Answering Questions about Medication-Assisted Treatment

Recently, there has been a debate over the use of medication-assisted treatment (MAT) in fighting addiction.  Some believe that replacing opioids with different opioids is more harmful than helpful, while others may not fully understand the benefits or negatives of MAT.  An article published by STAT examines the subject in great detail.  Here are 5 things you should know:

How Does It Work?

Opiates activate receptors in the brain that release neurotransmitters and produce the high. Doctors give opiates that target those same receptors but take longer to be absorbed into the blood so they are no longer associated with the high.  They can also prescribe a non-opioid drug that blocks the receptors so no high is produced if the opioid is taken again.

What’s the Difference?

Medication-assisted treatment replaces a dangerous drug with a drug that has been proven to help stabilize a patient so they can return to work and functionality.

Where’s the Evidence?

Several studies published by the American Psychological Association and other medical journals have found that these drugs are effective in decreasing relapse, preventing infectious diseases, and preventing overdoses. Further analysis can be found here.

Who Is It For?

While this type of treatment is beneficial for the general population, it is not for everyone and not every drug is for everyone.  One gap in the research is that there is no study weighing the benefits of each drug. 

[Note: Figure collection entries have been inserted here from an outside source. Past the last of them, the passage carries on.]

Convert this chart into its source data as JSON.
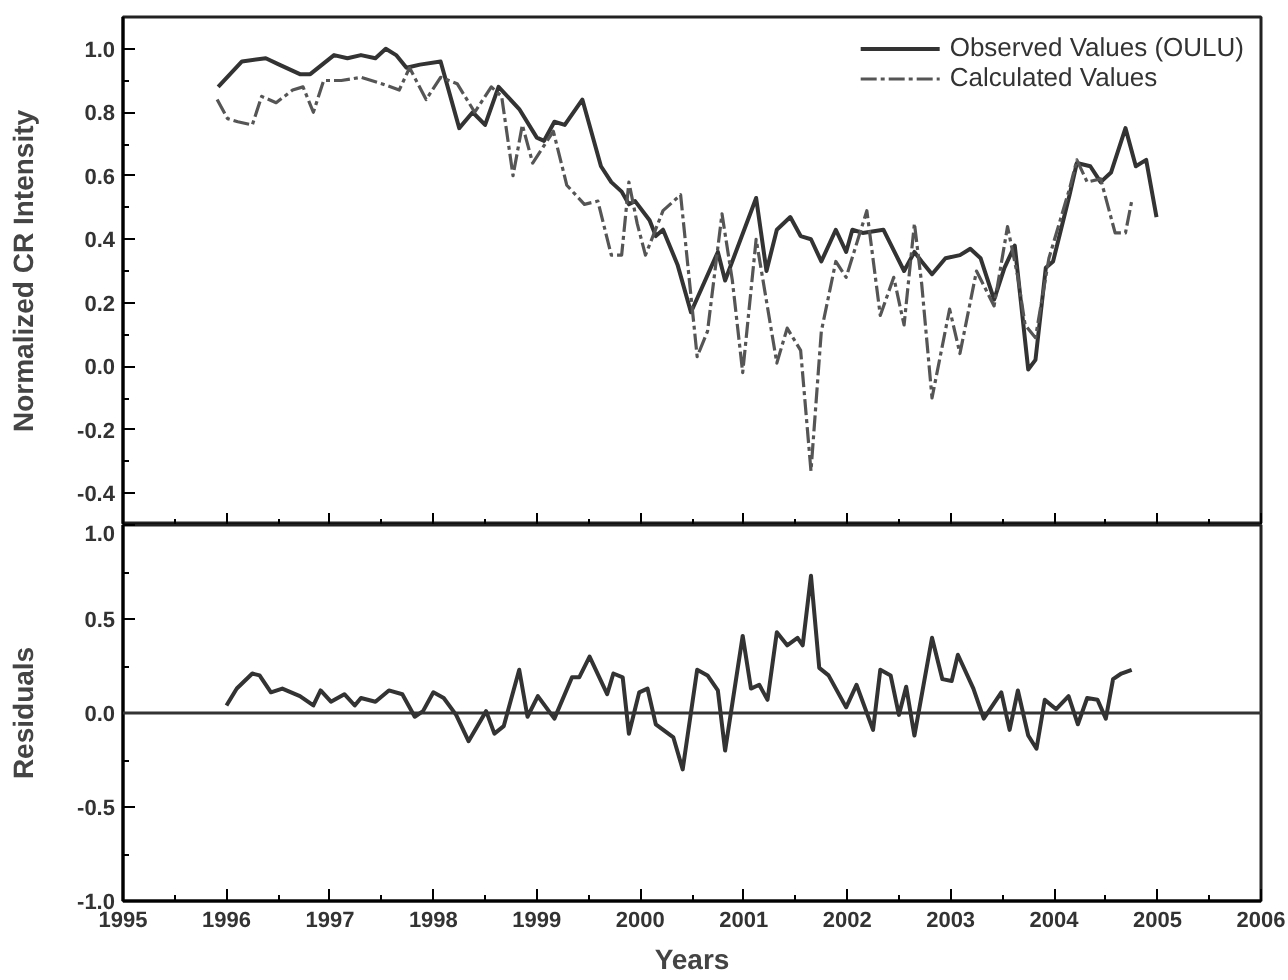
{
  "chart_data": [
    {
      "type": "line",
      "ylabel": "Normalized CR Intensity",
      "xlim": [
        1995,
        2006
      ],
      "ylim": [
        -0.5,
        1.1
      ],
      "xticks": [
        1995,
        1996,
        1997,
        1998,
        1999,
        2000,
        2001,
        2002,
        2003,
        2004,
        2005,
        2006
      ],
      "yticks": [
        {
          "value": 1.0,
          "label": "1.0"
        },
        {
          "value": 0.8,
          "label": "0.8"
        },
        {
          "value": 0.6,
          "label": "0.6"
        },
        {
          "value": 0.4,
          "label": "0.4"
        },
        {
          "value": 0.2,
          "label": "0.2"
        },
        {
          "value": 0.0,
          "label": "0.0"
        },
        {
          "value": -0.2,
          "label": "-0.2"
        },
        {
          "value": -0.4,
          "label": "-0.4"
        }
      ],
      "tick_labels": "y",
      "legend": "top right",
      "grid": false,
      "series": [
        {
          "name": "Observed Values (OULU)",
          "color": "#333333",
          "line_style": "solid",
          "x": [
            1995.92,
            1996.15,
            1996.38,
            1996.51,
            1996.71,
            1996.81,
            1997.04,
            1997.17,
            1997.3,
            1997.44,
            1997.54,
            1997.64,
            1997.74,
            1997.87,
            1998.07,
            1998.25,
            1998.38,
            1998.5,
            1998.63,
            1998.83,
            1999.0,
            1999.07,
            1999.17,
            1999.27,
            1999.44,
            1999.62,
            1999.72,
            1999.82,
            1999.89,
            1999.95,
            2000.09,
            2000.15,
            2000.22,
            2000.36,
            2000.49,
            2000.75,
            2000.82,
            2001.12,
            2001.22,
            2001.32,
            2001.45,
            2001.55,
            2001.65,
            2001.75,
            2001.89,
            2001.99,
            2002.05,
            2002.15,
            2002.35,
            2002.55,
            2002.65,
            2002.72,
            2002.82,
            2002.95,
            2003.09,
            2003.19,
            2003.29,
            2003.42,
            2003.52,
            2003.62,
            2003.75,
            2003.82,
            2003.92,
            2003.99,
            2004.15,
            2004.22,
            2004.35,
            2004.45,
            2004.55,
            2004.69,
            2004.79,
            2004.89,
            2004.99
          ],
          "values": [
            0.88,
            0.96,
            0.97,
            0.95,
            0.92,
            0.92,
            0.98,
            0.97,
            0.98,
            0.97,
            1.0,
            0.98,
            0.94,
            0.95,
            0.96,
            0.75,
            0.8,
            0.76,
            0.88,
            0.81,
            0.72,
            0.71,
            0.77,
            0.76,
            0.84,
            0.63,
            0.58,
            0.55,
            0.51,
            0.52,
            0.46,
            0.41,
            0.43,
            0.32,
            0.17,
            0.36,
            0.27,
            0.53,
            0.3,
            0.43,
            0.47,
            0.41,
            0.4,
            0.33,
            0.43,
            0.36,
            0.43,
            0.42,
            0.43,
            0.3,
            0.36,
            0.33,
            0.29,
            0.34,
            0.35,
            0.37,
            0.34,
            0.21,
            0.31,
            0.38,
            -0.01,
            0.02,
            0.31,
            0.33,
            0.54,
            0.64,
            0.63,
            0.58,
            0.61,
            0.75,
            0.63,
            0.65,
            0.47
          ]
        },
        {
          "name": "Calculated Values",
          "color": "#555555",
          "line_style": "dashed",
          "x": [
            1995.91,
            1996.01,
            1996.11,
            1996.25,
            1996.34,
            1996.48,
            1996.64,
            1996.74,
            1996.84,
            1996.94,
            1997.11,
            1997.3,
            1997.5,
            1997.67,
            1997.77,
            1997.93,
            1998.07,
            1998.23,
            1998.4,
            1998.56,
            1998.66,
            1998.77,
            1998.86,
            1998.96,
            1999.16,
            1999.29,
            1999.46,
            1999.59,
            1999.72,
            1999.82,
            1999.89,
            1999.97,
            2000.05,
            2000.22,
            2000.39,
            2000.55,
            2000.65,
            2000.79,
            2000.89,
            2000.99,
            2001.12,
            2001.32,
            2001.42,
            2001.55,
            2001.65,
            2001.75,
            2001.89,
            2001.99,
            2002.19,
            2002.32,
            2002.45,
            2002.55,
            2002.65,
            2002.72,
            2002.82,
            2002.99,
            2003.09,
            2003.25,
            2003.42,
            2003.55,
            2003.65,
            2003.72,
            2003.82,
            2003.95,
            2004.15,
            2004.22,
            2004.32,
            2004.45,
            2004.59,
            2004.69,
            2004.75
          ],
          "values": [
            0.84,
            0.78,
            0.77,
            0.76,
            0.85,
            0.83,
            0.87,
            0.88,
            0.8,
            0.9,
            0.9,
            0.91,
            0.89,
            0.87,
            0.94,
            0.84,
            0.91,
            0.89,
            0.8,
            0.88,
            0.85,
            0.6,
            0.76,
            0.64,
            0.74,
            0.57,
            0.51,
            0.52,
            0.35,
            0.35,
            0.58,
            0.45,
            0.35,
            0.49,
            0.54,
            0.03,
            0.11,
            0.48,
            0.27,
            -0.02,
            0.4,
            0.01,
            0.12,
            0.05,
            -0.33,
            0.11,
            0.33,
            0.28,
            0.49,
            0.16,
            0.28,
            0.13,
            0.45,
            0.26,
            -0.1,
            0.18,
            0.04,
            0.3,
            0.19,
            0.44,
            0.28,
            0.13,
            0.09,
            0.34,
            0.56,
            0.65,
            0.58,
            0.59,
            0.42,
            0.42,
            0.52
          ]
        }
      ]
    },
    {
      "type": "line",
      "xlabel": "Years",
      "ylabel": "Residuals",
      "xlim": [
        1995,
        2006
      ],
      "ylim": [
        -1.0,
        1.0
      ],
      "xticks": [
        1995,
        1996,
        1997,
        1998,
        1999,
        2000,
        2001,
        2002,
        2003,
        2004,
        2005,
        2006
      ],
      "yticks": [
        {
          "value": 1.0,
          "label": "1.0"
        },
        {
          "value": 0.5,
          "label": "0.5"
        },
        {
          "value": 0.0,
          "label": "0.0"
        },
        {
          "value": -0.5,
          "label": "-0.5"
        },
        {
          "value": -1.0,
          "label": "-1.0"
        }
      ],
      "grid": false,
      "ref_lines": [
        {
          "axis": "y",
          "value": 0,
          "color": "#333333"
        }
      ],
      "series": [
        {
          "color": "#333333",
          "line_style": "solid",
          "x": [
            1996.0,
            1996.1,
            1996.25,
            1996.32,
            1996.43,
            1996.54,
            1996.71,
            1996.84,
            1996.91,
            1997.01,
            1997.14,
            1997.24,
            1997.3,
            1997.44,
            1997.57,
            1997.7,
            1997.82,
            1997.9,
            1998.0,
            1998.1,
            1998.22,
            1998.34,
            1998.51,
            1998.59,
            1998.68,
            1998.83,
            1998.91,
            1999.01,
            1999.17,
            1999.34,
            1999.41,
            1999.51,
            1999.68,
            1999.74,
            1999.83,
            1999.89,
            1999.99,
            2000.07,
            2000.15,
            2000.32,
            2000.41,
            2000.55,
            2000.65,
            2000.75,
            2000.82,
            2000.99,
            2001.07,
            2001.15,
            2001.23,
            2001.32,
            2001.42,
            2001.52,
            2001.57,
            2001.65,
            2001.73,
            2001.82,
            2001.99,
            2002.09,
            2002.25,
            2002.32,
            2002.42,
            2002.5,
            2002.57,
            2002.65,
            2002.82,
            2002.92,
            2003.01,
            2003.07,
            2003.22,
            2003.32,
            2003.49,
            2003.57,
            2003.65,
            2003.75,
            2003.83,
            2003.91,
            2004.02,
            2004.14,
            2004.23,
            2004.32,
            2004.42,
            2004.5,
            2004.57,
            2004.65,
            2004.75
          ],
          "values": [
            0.04,
            0.13,
            0.21,
            0.2,
            0.11,
            0.13,
            0.09,
            0.04,
            0.12,
            0.06,
            0.1,
            0.04,
            0.08,
            0.06,
            0.12,
            0.1,
            -0.02,
            0.01,
            0.11,
            0.08,
            -0.01,
            -0.15,
            0.01,
            -0.11,
            -0.07,
            0.23,
            -0.02,
            0.09,
            -0.03,
            0.19,
            0.19,
            0.3,
            0.1,
            0.21,
            0.19,
            -0.11,
            0.11,
            0.13,
            -0.06,
            -0.13,
            -0.3,
            0.23,
            0.2,
            0.12,
            -0.2,
            0.41,
            0.13,
            0.15,
            0.07,
            0.43,
            0.36,
            0.4,
            0.36,
            0.73,
            0.24,
            0.2,
            0.03,
            0.15,
            -0.09,
            0.23,
            0.2,
            -0.01,
            0.14,
            -0.12,
            0.4,
            0.18,
            0.17,
            0.31,
            0.13,
            -0.03,
            0.11,
            -0.09,
            0.12,
            -0.12,
            -0.19,
            0.07,
            0.02,
            0.09,
            -0.06,
            0.08,
            0.07,
            -0.03,
            0.18,
            0.21,
            0.23
          ]
        }
      ]
    }
  ]
}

As stated in the article, “Each drug does carry different risks and benefits. People can overdose and die on methadone, whereas they can’t with buprenorphine or naltrexone. Buprenorphine and naltrexone can be taken orally; naltrexone also comes in an injectable form. And people who need surgery can be taken off buprenorphine more quickly than they could be if they took methadone.”  Doctors should consult with patients on the right fit.

What About Therapy?

When it comes to therapy and MAT, a combination is usually the best fit.  Medication has been shown to produce good results without psychotherapy but a well-rounded combination is the most beneficial.  

Dr. Stuart Gitlow, past president of the American Society of Addiction Medicine said, “For every major, chronic, life-threatening disease, there’s always a combination of therapeutic modalities that are used. For instance, in hypertension, we tell people to exercise and lose weight and quit smoking and don’t eat salt in their diet and by the way, take this antihypertensive [drug].  For opioid use disorder, it’s really the same thing.”